Tenzing Dakpa (b. 1985, India) lives and works between Goa and New Delhi. He received his BFA in Graphic Design from the College of Art, University of Delhi in 2009 and MFA Photography from the Rhode Island School of Design in 2016. He was the recipient of a RISD fellowship between 2014-2016 and the T.C. Colley Scholarship for Excellence in Photography in 2015. Dakpa's book The Hotel was published by Steidl in April 2020. Dakpa's work is also included in the book Photography and Tibet by Clare Harris, which is the first historical survey of photography in Tibet and the Himalayas. In 2016, he was an artist in residence at the Center for Photography, Woodstock, NY. In 2018, The Hotel was shortlisted for the Mack First Book Award and won the Photobook Award at the Singapore International Photography Festival. Dakpa’s works have been exhibited at various art galleries and institutions including The Hotel: Don-Khang, Singapore International Photography Festival, 2021; The Hotel, indigo+madder, London 2019; Asia House, London in 2018; FotoFest Houston Biennial, Asia Society Texas Center (Texas) in 2018; Lamar Dodd School of Art, Athens, Georgia in 2016; Sol Koffler Gallery, Rhode Island in 2015; Woods Gerry Gallery (Rhode Island) in 2014; World Event Young Artists festival (Nottingham) and The Art Loft (Mumbai) in 2012. 

Srinivas Kuruganti (b. 1967, USA) lives and works in New Delhi. He has lived in New York and London. His work tackles environmental and health issues, as well as personal essays. Between 2013 and 2017, he was the photo editor at The Caravan magazine, India’s foremost magazine for long-form journalism, on politics and culture. Since then, he has worked on archiving his photographs of three decades, which document his life and travels in India, America and Europe.
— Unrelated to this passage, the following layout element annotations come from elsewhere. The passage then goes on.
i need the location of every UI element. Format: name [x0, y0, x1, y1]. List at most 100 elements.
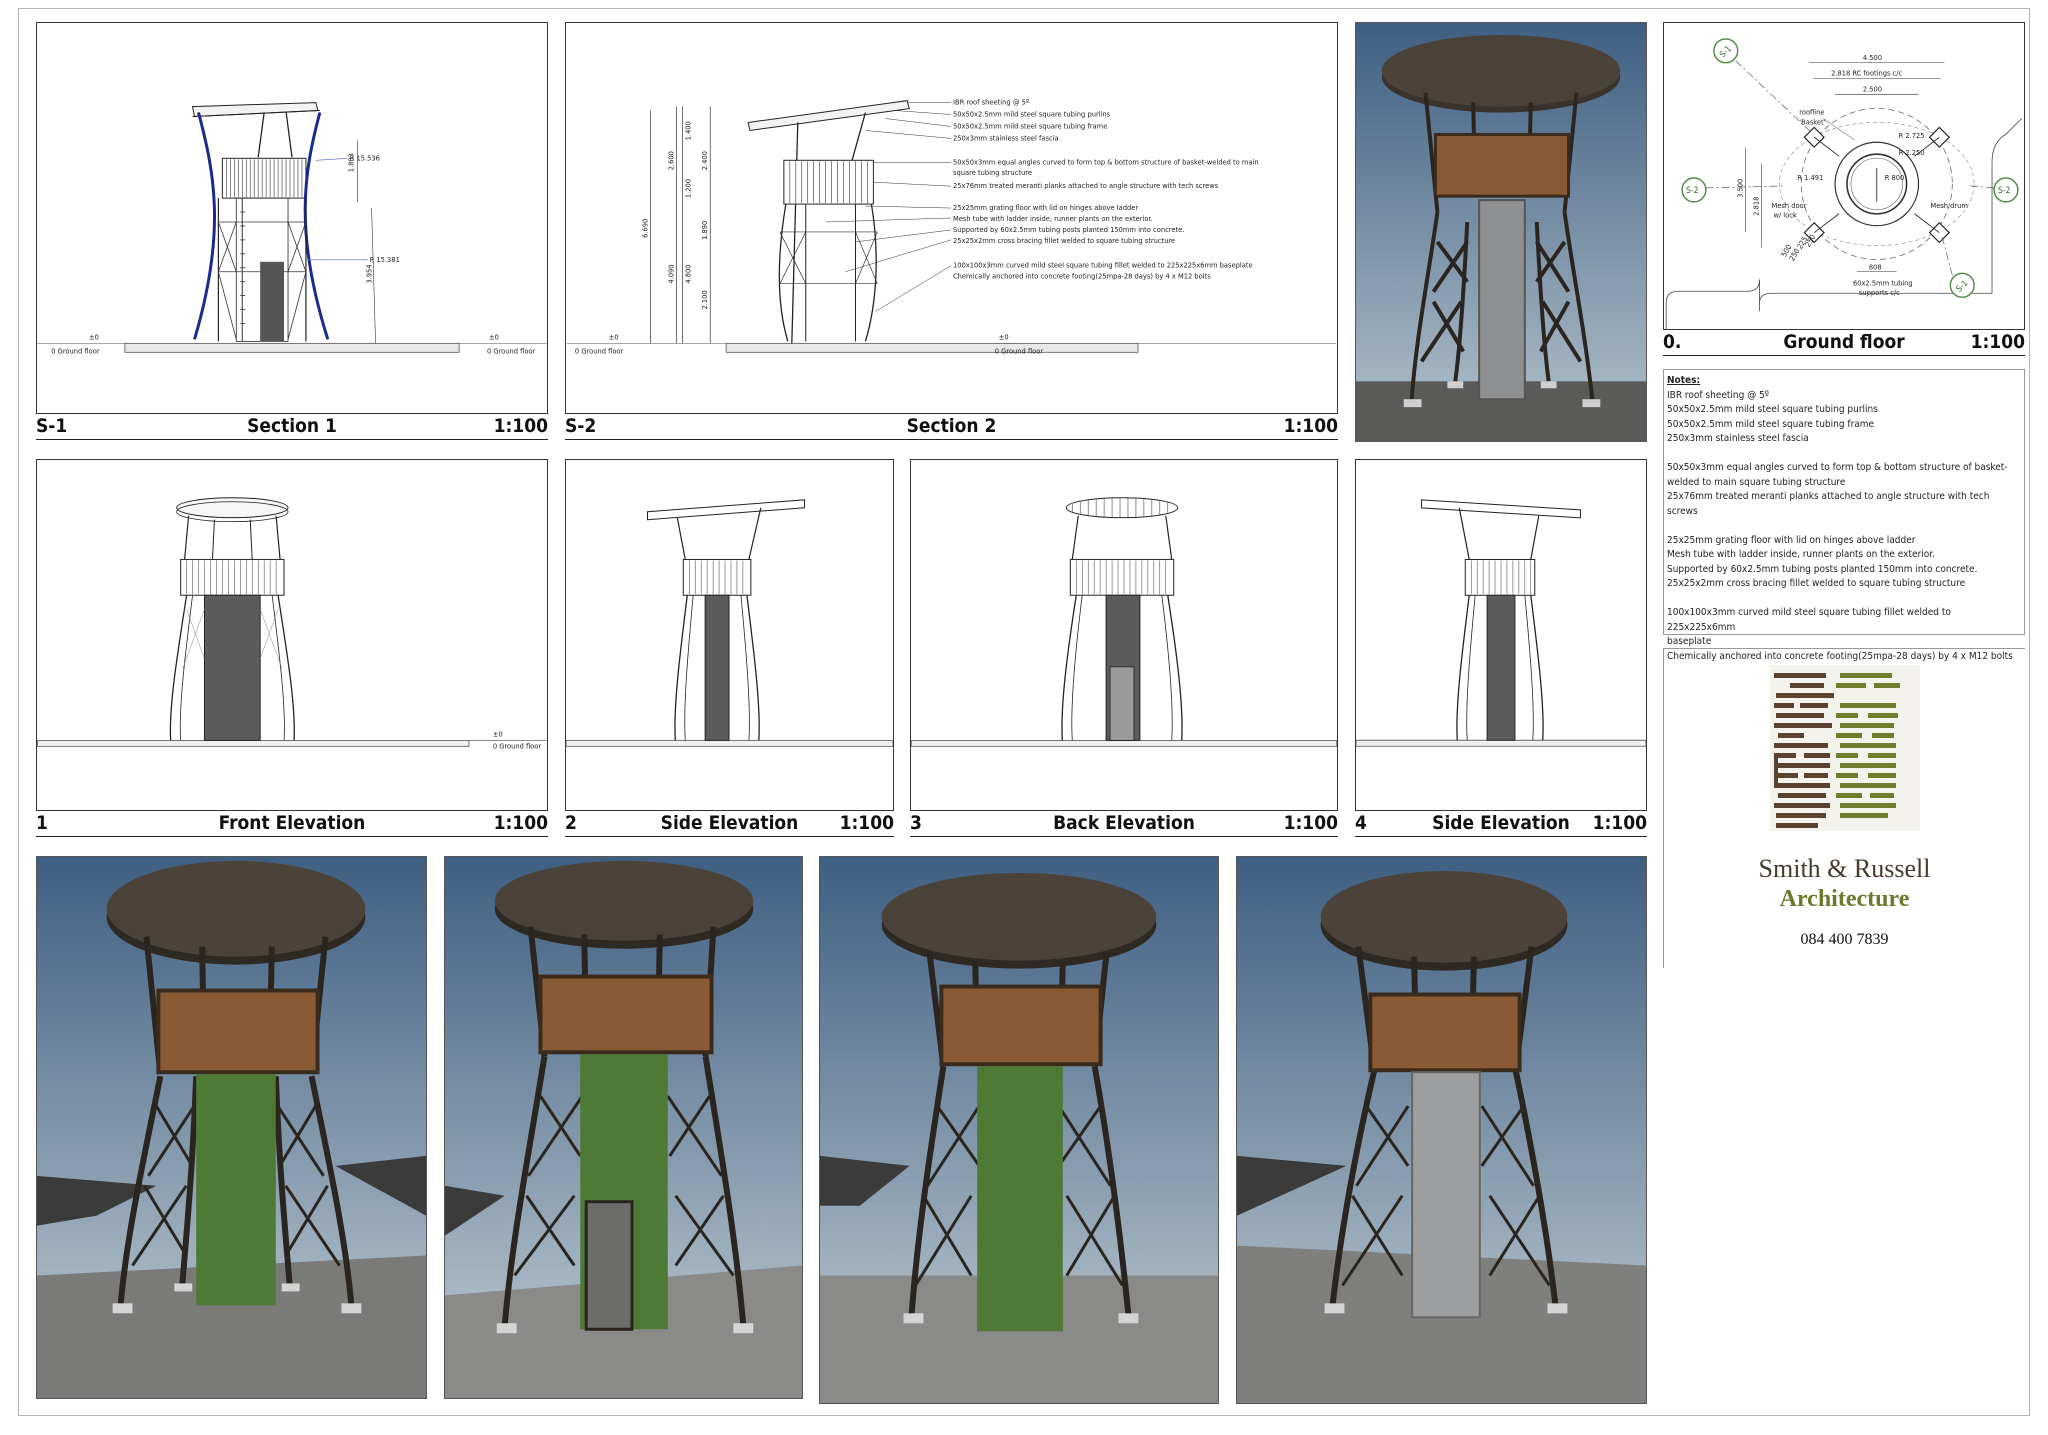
caption-num: 3 [910, 812, 922, 834]
section-1-drawing: 0 Ground floor 0 Ground floor ±0 ±0 1.80… [36, 22, 548, 414]
ground-label-right: 0 Ground floor [995, 346, 1044, 355]
caption-scale: 1:100 [839, 812, 894, 834]
section-marker-s1-top: S-1 [1713, 38, 1814, 135]
caption-title: Back Elevation [1053, 812, 1195, 834]
section-2-svg: 0 Ground floor 0 Ground floor ±0 ±0 6.69… [566, 98, 1337, 355]
annotation: 250x3mm stainless steel fascia [953, 133, 1059, 142]
caption-num: 1 [36, 812, 48, 834]
dim-col3-2: 1.200 [683, 179, 692, 198]
caption-section-2: S-2 Section 2 1:100 [565, 414, 1338, 440]
radius-1: R 2.725 [1899, 131, 1925, 140]
radius-2: R 2.250 [1899, 148, 1925, 157]
level-mark-left: ±0 [609, 332, 619, 341]
dim-col4-2: 1.890 [700, 221, 709, 240]
annotation: 100x100x3mm curved mild steel square tub… [953, 261, 1253, 270]
dim-v1: 3.500 [1736, 179, 1745, 198]
section-2-drawing: 0 Ground floor 0 Ground floor ±0 ±0 6.69… [565, 22, 1338, 414]
level-mark-right: ±0 [489, 332, 499, 341]
dim-col3-3: 4.800 [683, 264, 692, 283]
annotation: 50x50x3mm equal angles curved to form to… [953, 157, 1259, 166]
lock-label: w/ lock [1773, 211, 1796, 220]
notes-line: 25x25mm grating floor with lid on hinges… [1667, 534, 1916, 546]
firm-logo-mark [1770, 665, 1920, 831]
annotation: 25x76mm treated meranti planks attached … [953, 181, 1219, 190]
dim-v2: 2.818 [1752, 197, 1761, 216]
firm-subtitle: Architecture [1779, 886, 1910, 912]
side-elevation-4-drawing [1355, 459, 1647, 811]
caption-scale: 1:100 [493, 415, 548, 437]
radius-3: R 1.491 [1797, 173, 1823, 182]
back-elevation-drawing [910, 459, 1338, 811]
roofline-label: roofline [1799, 107, 1824, 116]
firm-phone: 084 400 7839 [1800, 931, 1889, 948]
annotation: Chemically anchored into concrete footin… [953, 272, 1211, 281]
caption-num: S-1 [36, 415, 68, 437]
caption-scale: 1:100 [1283, 812, 1338, 834]
caption-title: Section 2 [906, 415, 997, 437]
side-elevation-2-svg [566, 499, 893, 747]
ground-label: 0 Ground floor [493, 741, 542, 750]
section-marker-s1-bottom: S-1 [1942, 237, 1975, 298]
level-mark: ±0 [493, 729, 503, 738]
notes-line: 25x25x2mm cross bracing fillet welded to… [1667, 578, 1966, 589]
tower-render-svg [1356, 23, 1646, 441]
firm-name: Smith & Russell [1758, 854, 1931, 883]
render-bottom-2 [444, 856, 803, 1399]
radius-4: R 800 [1885, 173, 1905, 182]
tubing-label-2: supports c/c [1859, 288, 1900, 297]
notes-line: 50x50x2.5mm mild steel square tubing fra… [1667, 418, 1875, 430]
level-mark-right: ±0 [999, 332, 1009, 341]
ground-label-right: 0 Ground floor [487, 346, 536, 355]
notes-line: IBR roof sheeting @ 5º [1667, 389, 1770, 401]
svg-text:S-2: S-2 [1686, 185, 1699, 195]
level-mark-left: ±0 [89, 332, 99, 341]
annotation: 25x25x2mm cross bracing fillet welded to… [953, 236, 1175, 245]
annotation: 50x50x2.5mm mild steel square tubing pur… [953, 110, 1111, 119]
dim-808: 808 [1869, 262, 1882, 271]
tower-render-svg [1237, 857, 1646, 1403]
annotation: Supported by 60x2.5mm tubing posts plant… [953, 225, 1184, 234]
side-elevation-2-drawing [565, 459, 894, 811]
caption-scale: 1:100 [1970, 331, 2025, 353]
radius-a: R 15.536 [350, 153, 380, 162]
caption-section-1: S-1 Section 1 1:100 [36, 414, 548, 440]
front-elevation-svg: ±0 0 Ground floor [37, 497, 547, 750]
side-elevation-4-svg [1356, 499, 1646, 747]
notes-line: 25x76mm treated meranti planks attached … [1667, 491, 1990, 517]
caption-side-elevation-2: 2 Side Elevation 1:100 [565, 811, 894, 837]
tower-render-svg [37, 857, 426, 1398]
notes-line: welded to main square tubing structure [1667, 476, 1846, 488]
tower-render-svg [820, 857, 1218, 1403]
notes-panel: Notes: IBR roof sheeting @ 5º 50x50x2.5m… [1663, 369, 2025, 662]
dim-b: 3.954 [365, 264, 374, 283]
annotation: IBR roof sheeting @ 5º [953, 98, 1029, 107]
section-1-svg: 0 Ground floor 0 Ground floor ±0 ±0 1.80… [37, 102, 547, 355]
caption-num: 0. [1663, 331, 1682, 353]
front-elevation-drawing: ±0 0 Ground floor [36, 459, 548, 811]
dim-col4-1: 2.400 [700, 151, 709, 170]
mesh-drum-label: Mesh drum [1930, 201, 1968, 210]
dim-top: 4.500 [1863, 53, 1882, 62]
annotation: 50x50x2.5mm mild steel square tubing fra… [953, 121, 1107, 130]
caption-front-elevation: 1 Front Elevation 1:100 [36, 811, 548, 837]
annotation: 25x25mm grating floor with lid on hinges… [953, 203, 1138, 212]
svg-text:S-2: S-2 [1998, 185, 2011, 195]
caption-scale: 1:100 [1283, 415, 1338, 437]
section-marker-s2-right: S-2 [1970, 177, 2019, 203]
dim-mid-2: 4.090 [666, 264, 675, 283]
annotation: square tubing structure [953, 168, 1032, 177]
mesh-door-label: Mesh door [1771, 201, 1806, 210]
firm-logo-panel: Smith & Russell Architecture 084 400 783… [1663, 648, 2025, 968]
notes-line: Supported by 60x2.5mm tubing posts plant… [1667, 563, 1978, 575]
dim-col3-1: 1.400 [683, 121, 692, 140]
render-top-right [1355, 22, 1647, 442]
notes-line: 50x50x3mm equal angles curved to form to… [1667, 462, 2008, 473]
annotation: Mesh tube with ladder inside, runner pla… [953, 214, 1153, 223]
render-bottom-1 [36, 856, 427, 1399]
tower-render-svg [445, 857, 802, 1398]
dim-footings: 2.818 RC footings c/c [1831, 69, 1902, 78]
ground-label-left: 0 Ground floor [51, 346, 100, 355]
render-bottom-4 [1236, 856, 1647, 1404]
back-elevation-svg [911, 497, 1337, 747]
dim-mid-1: 2.600 [666, 151, 675, 170]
He plans to develop photo books rooted in his archives. Selected exhibitions include Vantage Point Sharjah 8, Group Show, Sharjah Art Foundation, Sharjah, 2020; Turbine Bagh, Illustrations on paper bags for Sophia Karim project, London, England, 2020; Phobia, Short film on Homophobia 1990, Bangalore Queer Film Festival, Bangalore, India, 2020; Cognitive Ignorance, India Art Fair, Group Show, New Delhi, India, 2020; Ten Million Incidents, Installation/ Exhibition/ Performance Goethe Institute, New Delhi, India, 2020. His work has been published extensively, selected projects include Pictures in My Hand of a Boy I Still Resemble, series of photographs from California 1980’s, PIX Quarterly, New Delhi, India; Photo essay, Bhangra series, Nang Magazine, Sweden; Photo essay, New York, Indian Quarterly, India; Photo essay, The Last Sail:  Ship-breakers of Darukhana, IIC Quarterly, India; Photography Now, Art India Magazine, India.

Spandita Malik (b. 1995, India) is a New York-based artist from India. She received her MFA in Photography from Parsons School of Design, where she was awarded the Dean’s Merit Scholarship, Photography Programmatic Scholarship and Graduate Travel Grant Award. Malik was recently awarded the Firecracker Photographic Grant and South Asian Arts Resiliency Grant. She was chosen for Studio Vortex Artist Residency by Antoine d'Agata in Arles, France (2018); Baxter St Workspace Residency in New York (2020); Feminist Incubator Residency by Project for Empty Spaces in New Jersey (2020); and The Center for Photography at Woodstock Artist in Residency Program, Woodstock, NY (2021). She is also selected for The New York Times Portfolio Review and NYFA Immigrant Artist Mentoring Program for Visual & Multidisciplinary Artists. Malik’s work has been featured in magazines like Musée Magazine and Harper’s Magazine, she was named ‘Ones to Watch 2020’ by British Journal of Photography. Malik has forthcoming solo shows in 2021 at Visual Art Centre of New Jersey, New Jersey and Baxter St, New York. Her work has been featured internationally in China, France, India, Italy, New York and New Zealand.